Após obter um vitorioso êxito sobre a Inglaterra e suas Leis Intoleráveis (Intolerable acts) na Revolução Americana, os EUA do século XVIII constituíram o governo mais restrito da história: não havia exército e marinha permanentes; não havia impostos federais sobre consumo e vendas; havia imposto sobre a importação mas com alíquotas irrisórias; havia liberdade de associação e liberdade contratual; o governo deixava o sistema bancário livre e não expandia a oferta monetária; não havia inflação nem dívida pública; o governo não fazia obras públicas e nem distribuía a renda de seus súditos por meio de programas sociais, tornando a riqueza (acúmulo de capital) benquista. Em suma, os EUA se tornaram um paraíso minarquista de ausência virtual de governo.[2]

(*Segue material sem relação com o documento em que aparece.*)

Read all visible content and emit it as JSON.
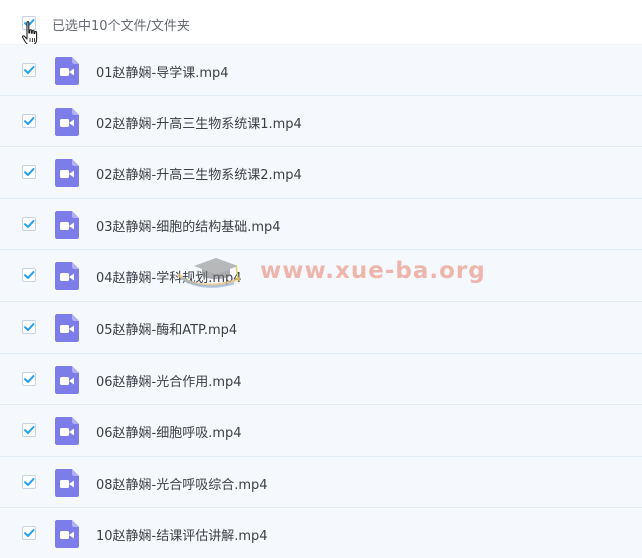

Ceteris paribus[3], estabelecido um governo que se limitava a tão-somente proteger a vida e a propriedade de seus governados – i.e., os direitos naturais que foram consagrados pelos Artigos da Confederação de 1777 e (apesar de pouco relativizados) na Constituição de 1787[4] –, haveria de ter um meio para constranger o Estado a manter-se restrito às suas atividades constitucionais, de modo a frear o ímpeto natural do governante de usar seu monopólio de legislar e tributar de forma abusiva e expansiva. A solução dos americanos para evitar um governo (em especial o poder executivo) abusivo e centralizado foi o estabelecimento de um tribunal supremo, com o poder de dar a interpretação “correta” (i.e.: revestir de constitucionalidade alguma interpretação) ao texto constitucional e de limitar o governo pelo sistema de freios e contrapesos.
I – Caso Marbury v. Madison
O caso paradigma do controle de constitucionalidade da Suprema Corte americana (doravante referida como SCOTUS) foi Marbury v. Madison. Marbury havia sido nomeado em 1801 pelo Presidente John Adams – este em seus últimos dias – para ser juiz de paz no Distrito de Columbia. No entanto, não houve tempo para a posse do nomeado Marbury antes do início do novo governo de Thomas Jefferson. Este, após assumir, ordenou ao seu Secretário de Estado, Madison, que negasse posse a Marbury, que, em virtude disso, requereu à SCOTUS uma ordem (mandamus) a fim de obrigar Madison dar-lhe a posse.
O Juiz Marshall tratou o caso sob a perspectiva da competência constitucional da SCOTUS, analisando a compatibilidade entre Lei Judiciária de 1789 com a Constituição. A mencionada lei autorizava a expedição de mandados pelo Tribunal, que visavam remediar ilegalidades do Executivo. Já a Constituição disciplinava, em seu artigo III, seção 2, a competência originária da Corte.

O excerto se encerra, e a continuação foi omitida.